The year has seen a marked improvement in climate journalism due to the efforts of multiple climate and environmental progressive groups, individual activists, and journalists to push the media to do a better job of reporting on how global warming is making our planet unhabitable for the human species.
In addition to the Covering Climate Now effort and the blazing path set by the Guardian, one of the biggest successes has been the shift by major television news networks toward using more accurate language to characterize climate change. An October study by the nonprofit advocacy group Public Citizen about network news’ use of the terms “crisis” or “emergency” in relation to climate change found that usage increased from 3.5% in 2018 to 29% between May and September, which represents a 700% boost. Additionally, CNN and MSNBC referred to climate change as a crisis or emergency in more than 80% of segments covering the issue during September. (Note: Allison Fisher, a co-author of this post, previously worked for Public Citizen and contributed to the referenced study.)
Public awareness and interest in climate change, as measured by Google Trends, peaked in September -- the month of the historic Global Climate Strike. Searches for the term were higher than they had been in the search engine’s history. Media also reported extensively on the strike, among other important climate stories. Thirty-six of the top 50 U.S. newspapers by circulation featured a story about the strike on the front page of their print editions on September 21, the day after the strikes began, while 12 of the top 15 U.S. newspapers by circulation covered the dire U.N. climate report on the world’s oceans, ice, and marine ecosystems in their print editions on September 26, the day after the report was released.
Also notable, in response to voters making climate change a top-tier issue and activists calling for a dedicated climate presidential debate, both CNN and MSNBC hosted generally well-received presidential forums devoted entirely to the climate crisis.
The culmination of a broad array of environmental organizations, activist groups, and journalists, among others, working to improve the media’s reporting on the climate crisis helped lay the ground work for Covering Climate Now.
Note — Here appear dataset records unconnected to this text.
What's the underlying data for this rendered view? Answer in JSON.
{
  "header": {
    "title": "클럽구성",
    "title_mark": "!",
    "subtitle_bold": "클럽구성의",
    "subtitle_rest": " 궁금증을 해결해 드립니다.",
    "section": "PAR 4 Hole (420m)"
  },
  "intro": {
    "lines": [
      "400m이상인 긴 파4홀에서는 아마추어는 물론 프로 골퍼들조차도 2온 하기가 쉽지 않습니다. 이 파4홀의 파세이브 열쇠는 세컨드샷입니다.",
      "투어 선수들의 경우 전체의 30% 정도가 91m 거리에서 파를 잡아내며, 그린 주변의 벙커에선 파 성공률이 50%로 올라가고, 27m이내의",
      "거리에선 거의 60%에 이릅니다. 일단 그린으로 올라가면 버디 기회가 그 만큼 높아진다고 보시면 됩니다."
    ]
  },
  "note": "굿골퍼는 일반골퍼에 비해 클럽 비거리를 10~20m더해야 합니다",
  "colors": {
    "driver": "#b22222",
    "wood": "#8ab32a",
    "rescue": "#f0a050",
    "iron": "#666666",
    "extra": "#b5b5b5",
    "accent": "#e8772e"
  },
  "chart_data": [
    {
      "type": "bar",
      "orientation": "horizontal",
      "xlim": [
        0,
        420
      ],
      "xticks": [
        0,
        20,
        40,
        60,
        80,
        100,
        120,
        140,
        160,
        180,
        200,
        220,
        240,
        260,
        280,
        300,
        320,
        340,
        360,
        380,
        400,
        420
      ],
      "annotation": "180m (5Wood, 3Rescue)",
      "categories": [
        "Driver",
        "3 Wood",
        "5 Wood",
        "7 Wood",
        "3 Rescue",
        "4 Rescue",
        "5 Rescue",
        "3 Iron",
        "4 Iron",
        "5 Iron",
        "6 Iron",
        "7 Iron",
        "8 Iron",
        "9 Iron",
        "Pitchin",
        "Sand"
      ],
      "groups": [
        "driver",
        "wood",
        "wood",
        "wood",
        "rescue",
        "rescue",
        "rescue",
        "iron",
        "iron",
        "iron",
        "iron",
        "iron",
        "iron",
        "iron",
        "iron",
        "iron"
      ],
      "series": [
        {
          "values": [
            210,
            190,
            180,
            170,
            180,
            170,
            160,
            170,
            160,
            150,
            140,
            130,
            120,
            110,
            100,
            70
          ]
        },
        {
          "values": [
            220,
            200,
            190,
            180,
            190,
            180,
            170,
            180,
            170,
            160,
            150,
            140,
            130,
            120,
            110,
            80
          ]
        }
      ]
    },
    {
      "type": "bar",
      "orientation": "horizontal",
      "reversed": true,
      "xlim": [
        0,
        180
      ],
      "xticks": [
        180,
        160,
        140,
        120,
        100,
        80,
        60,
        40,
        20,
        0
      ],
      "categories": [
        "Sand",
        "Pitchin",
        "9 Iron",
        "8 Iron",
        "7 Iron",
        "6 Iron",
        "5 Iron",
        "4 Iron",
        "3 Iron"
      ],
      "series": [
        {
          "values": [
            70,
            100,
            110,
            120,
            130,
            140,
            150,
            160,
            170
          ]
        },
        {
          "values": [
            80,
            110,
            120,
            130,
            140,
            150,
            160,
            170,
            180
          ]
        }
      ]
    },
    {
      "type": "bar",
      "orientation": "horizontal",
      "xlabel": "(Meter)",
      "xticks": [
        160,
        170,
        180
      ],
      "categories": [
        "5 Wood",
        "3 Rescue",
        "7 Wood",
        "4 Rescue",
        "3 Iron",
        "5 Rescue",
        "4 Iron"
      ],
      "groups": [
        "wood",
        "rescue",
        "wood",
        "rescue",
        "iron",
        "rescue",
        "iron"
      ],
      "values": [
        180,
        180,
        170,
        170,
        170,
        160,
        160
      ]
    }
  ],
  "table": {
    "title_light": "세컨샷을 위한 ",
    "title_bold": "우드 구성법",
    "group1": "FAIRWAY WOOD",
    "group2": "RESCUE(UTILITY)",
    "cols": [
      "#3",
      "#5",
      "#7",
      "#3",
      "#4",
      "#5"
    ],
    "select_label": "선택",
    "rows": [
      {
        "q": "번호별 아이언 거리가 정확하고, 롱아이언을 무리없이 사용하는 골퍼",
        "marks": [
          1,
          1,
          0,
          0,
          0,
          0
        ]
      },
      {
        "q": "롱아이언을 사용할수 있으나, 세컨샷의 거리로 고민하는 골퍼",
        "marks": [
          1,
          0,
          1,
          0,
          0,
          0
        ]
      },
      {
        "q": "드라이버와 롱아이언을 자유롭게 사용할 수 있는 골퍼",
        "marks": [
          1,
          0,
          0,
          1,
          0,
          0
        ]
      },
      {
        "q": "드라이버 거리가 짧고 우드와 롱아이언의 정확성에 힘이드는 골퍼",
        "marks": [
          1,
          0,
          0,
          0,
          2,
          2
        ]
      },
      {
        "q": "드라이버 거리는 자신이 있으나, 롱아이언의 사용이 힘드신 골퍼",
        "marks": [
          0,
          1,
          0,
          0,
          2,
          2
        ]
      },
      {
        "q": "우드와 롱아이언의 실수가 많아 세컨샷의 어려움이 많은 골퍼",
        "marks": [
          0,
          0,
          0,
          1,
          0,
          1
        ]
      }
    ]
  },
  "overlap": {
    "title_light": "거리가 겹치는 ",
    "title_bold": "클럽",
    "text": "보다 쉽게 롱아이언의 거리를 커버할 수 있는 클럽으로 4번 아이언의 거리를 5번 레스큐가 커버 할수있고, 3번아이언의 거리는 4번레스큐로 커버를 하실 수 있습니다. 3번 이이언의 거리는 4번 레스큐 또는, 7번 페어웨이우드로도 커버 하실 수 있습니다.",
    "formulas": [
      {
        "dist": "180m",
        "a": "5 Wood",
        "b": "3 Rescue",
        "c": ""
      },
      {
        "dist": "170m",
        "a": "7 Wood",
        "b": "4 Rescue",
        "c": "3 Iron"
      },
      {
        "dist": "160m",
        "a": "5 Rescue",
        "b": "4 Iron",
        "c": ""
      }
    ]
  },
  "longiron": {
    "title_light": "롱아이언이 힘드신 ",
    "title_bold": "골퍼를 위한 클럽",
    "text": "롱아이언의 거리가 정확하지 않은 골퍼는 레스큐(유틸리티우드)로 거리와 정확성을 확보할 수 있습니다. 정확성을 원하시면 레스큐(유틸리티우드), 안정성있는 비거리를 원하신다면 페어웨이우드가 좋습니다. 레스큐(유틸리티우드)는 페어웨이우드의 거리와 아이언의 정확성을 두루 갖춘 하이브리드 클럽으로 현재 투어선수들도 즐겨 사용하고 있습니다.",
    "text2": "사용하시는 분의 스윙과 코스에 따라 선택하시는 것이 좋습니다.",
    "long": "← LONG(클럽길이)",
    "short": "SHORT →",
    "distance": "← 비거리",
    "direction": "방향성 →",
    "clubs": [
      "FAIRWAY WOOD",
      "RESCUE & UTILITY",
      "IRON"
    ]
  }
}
However, while 2019 has marked an important shift in climate coverage, there is still much work to do. Many of the largest newspapers, broadcast TV news shows, and corporate TV news networks still inconsistently report on the climate crisis, barely connect the dots between our warming world and extreme weather events, and rarely treat the issue with the urgency that it deserves.
Covering Climate Now and its lead partner, The Guardian, have provided an important model for climate journalism in the age of climate emergency that other media outlets will hopefully follow. Research shows that one of the most important drivers of climate action is public awareness. It is vital that more news outlets commit to shared, sustained, and substantive reporting that not only details the science behind the current and future consequences of the climate crisis, but also informs the public about potential solutions that could mitigate global warming’s worst effects.